A molecular, or covalent bond, is formed when atoms bond by sharing pairs of electrons. This sharing can occur from atom to atom, or from an atom to another molecular bond.
The are two types of molecular bonds: polar bonds and non-polar bonds. In polar bonds, the molecular bond is unevenly shared between atoms; in non-polar bonds, the electrons are evenly shared between the two atoms.
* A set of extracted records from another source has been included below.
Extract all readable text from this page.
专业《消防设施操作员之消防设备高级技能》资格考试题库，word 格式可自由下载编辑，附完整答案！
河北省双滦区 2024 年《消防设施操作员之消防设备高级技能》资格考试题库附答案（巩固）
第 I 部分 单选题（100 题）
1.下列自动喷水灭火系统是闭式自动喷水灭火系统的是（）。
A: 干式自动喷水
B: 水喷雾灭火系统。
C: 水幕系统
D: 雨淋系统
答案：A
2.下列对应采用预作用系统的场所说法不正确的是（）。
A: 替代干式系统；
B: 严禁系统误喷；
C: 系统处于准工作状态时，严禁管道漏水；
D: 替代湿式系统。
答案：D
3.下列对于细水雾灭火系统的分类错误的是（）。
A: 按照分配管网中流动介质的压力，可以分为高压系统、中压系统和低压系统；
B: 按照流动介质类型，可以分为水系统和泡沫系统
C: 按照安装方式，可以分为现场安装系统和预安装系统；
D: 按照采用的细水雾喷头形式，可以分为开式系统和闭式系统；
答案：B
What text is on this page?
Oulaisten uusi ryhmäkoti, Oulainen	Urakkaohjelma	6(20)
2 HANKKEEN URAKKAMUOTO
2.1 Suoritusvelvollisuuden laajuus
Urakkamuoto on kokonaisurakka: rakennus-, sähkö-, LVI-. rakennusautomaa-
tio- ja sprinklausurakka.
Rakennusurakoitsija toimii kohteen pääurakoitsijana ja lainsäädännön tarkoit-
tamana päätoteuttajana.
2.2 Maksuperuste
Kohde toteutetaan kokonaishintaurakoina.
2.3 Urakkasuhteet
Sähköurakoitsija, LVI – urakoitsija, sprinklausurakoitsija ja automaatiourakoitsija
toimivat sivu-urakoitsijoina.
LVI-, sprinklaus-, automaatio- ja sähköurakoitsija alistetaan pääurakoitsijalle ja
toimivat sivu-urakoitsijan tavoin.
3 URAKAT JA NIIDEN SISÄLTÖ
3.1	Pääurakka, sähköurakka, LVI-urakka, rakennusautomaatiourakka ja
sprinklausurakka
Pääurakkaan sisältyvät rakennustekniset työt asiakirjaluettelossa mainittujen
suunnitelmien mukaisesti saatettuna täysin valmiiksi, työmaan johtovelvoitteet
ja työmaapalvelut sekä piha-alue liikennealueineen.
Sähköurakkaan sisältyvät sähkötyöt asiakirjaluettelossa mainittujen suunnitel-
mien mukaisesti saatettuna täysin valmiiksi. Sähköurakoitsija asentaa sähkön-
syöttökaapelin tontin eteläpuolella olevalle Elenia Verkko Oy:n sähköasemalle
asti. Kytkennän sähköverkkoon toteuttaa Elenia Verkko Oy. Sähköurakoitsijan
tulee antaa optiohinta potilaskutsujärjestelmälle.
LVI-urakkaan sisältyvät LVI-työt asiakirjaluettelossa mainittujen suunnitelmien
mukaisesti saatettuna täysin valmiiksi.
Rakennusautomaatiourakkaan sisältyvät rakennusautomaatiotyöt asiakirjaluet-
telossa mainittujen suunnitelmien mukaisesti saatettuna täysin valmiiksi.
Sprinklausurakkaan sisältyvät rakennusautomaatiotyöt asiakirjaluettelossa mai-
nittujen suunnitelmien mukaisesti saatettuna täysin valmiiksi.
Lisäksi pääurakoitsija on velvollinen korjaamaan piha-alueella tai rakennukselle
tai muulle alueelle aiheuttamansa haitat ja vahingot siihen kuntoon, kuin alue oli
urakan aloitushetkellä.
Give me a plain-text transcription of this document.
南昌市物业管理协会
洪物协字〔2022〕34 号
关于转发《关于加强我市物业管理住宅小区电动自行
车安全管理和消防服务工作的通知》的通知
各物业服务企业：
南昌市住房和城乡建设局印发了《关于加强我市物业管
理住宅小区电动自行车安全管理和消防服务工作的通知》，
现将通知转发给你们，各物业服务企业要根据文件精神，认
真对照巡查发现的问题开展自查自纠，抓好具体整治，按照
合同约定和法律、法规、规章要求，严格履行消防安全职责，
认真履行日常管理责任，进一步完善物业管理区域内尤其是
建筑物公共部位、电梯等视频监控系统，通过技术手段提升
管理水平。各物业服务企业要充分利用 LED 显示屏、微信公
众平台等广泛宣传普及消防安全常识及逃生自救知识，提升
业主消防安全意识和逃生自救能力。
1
Molecular bonds are classified as either singular bonds or multiple bonds. Molecular bonds form single bonds, where two atoms only share one pair of electrons.
Multiple Molecular Bonds
The double bond consists of two pairs of electrons, a triple bond consists of three pairs and quadruple bonds share four pairs of electrons; there are quintuple and sextuple bonds as well.
Coordinate Covalent Bond
In a coordinate covalent bond, a covalent, or molecular bond, is formed when only one of the two atoms is responsible for providing both electrons.
A disulfide bond is a molecular bond that is formed when two sulfide atoms are linked to form polypeptide chains in proteins.
High Energy Bonds
High energy bonds release high energy levels when the bond undergoes hydrolysis.
Ionic bonds cause the transfer of electrons from one atom to another atom, leaving it with a negative charge.